SOURCE: New York Medical College

Researcher Finds Way to Slow Spread of Brain Tumors

VALHALLA, N.Y., Aug. 30 /PRNewswire/ -- A New York Medical College neurophysiologist is closer to proving a new and non-invasive treatment for patients with glioblastomas. These common and virulent brain tumors are actively killing normal brain tissue to support their own growth. The new evidence points to glutamate, an essential and ubiquitous neurotransmitter released by glioblastoma cells, which is toxic to the surrounding nerve cells.

The theory belongs to Maiken Nedergaard, M.D., Ph.D., professor of cell biology and anatomy who lives in South Salem, N.Y., and her associate Takahiro Takano. Their study on gliobliastomas, funded by the National Institutes of Health, will appear as the cover story in the September issue of the journal NATURE MEDICINE.
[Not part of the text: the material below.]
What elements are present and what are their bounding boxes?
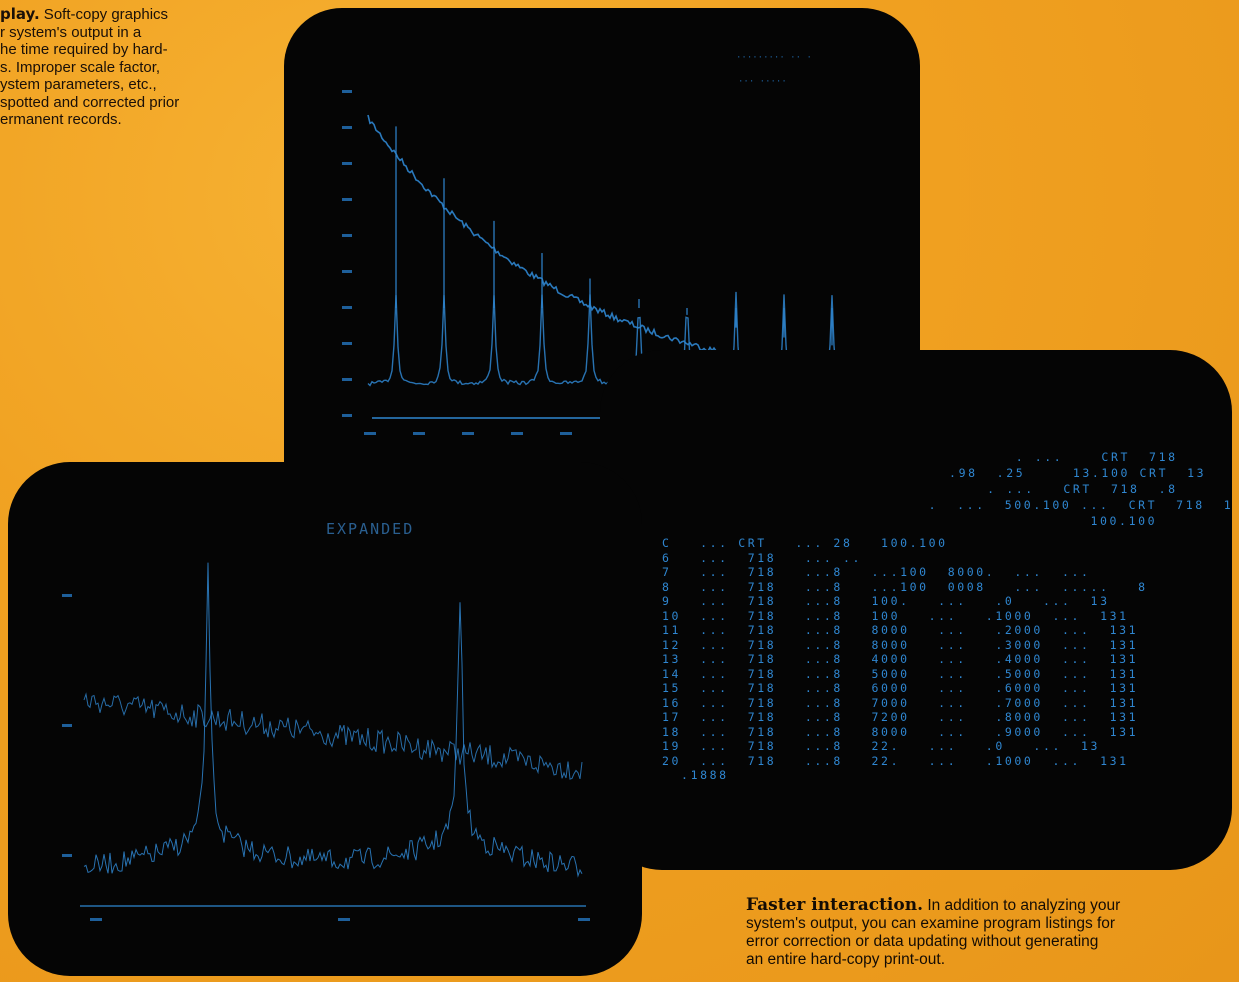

Dr. Nedergaard may have discovered an entirely new approach to slowing or stopping the growth of these malignant cells. When the destructive glutamate substance is released by glioblastomas, it kills surrounding brain cells, making the malignancy grow even faster. Drugs that can suppress glutamate production, or foil glutamate binding to receptors on normal brain cells, would slow a tumor's growth.

Using bioluminescence to identify the presence of glutamate, Dr. Nedergaard noticed that tumor cells releasing high levels of glutamate grew 15-fold more rapidly than those where glutamate was not found. Additionally, tumor growth and cell death were accelerated in the inflamed area around the glutamate-secreting glioblastomas.

The finding may have immediate impact upon the treatment of patients since drugs that target glutamate can be combined with both traditional chemotherapy and surgery. Glutamate toxicity has previously been noted with stroke, head trauma, multiple sclerosis and other neurodegenerative diseases, but never before with glioblastomas.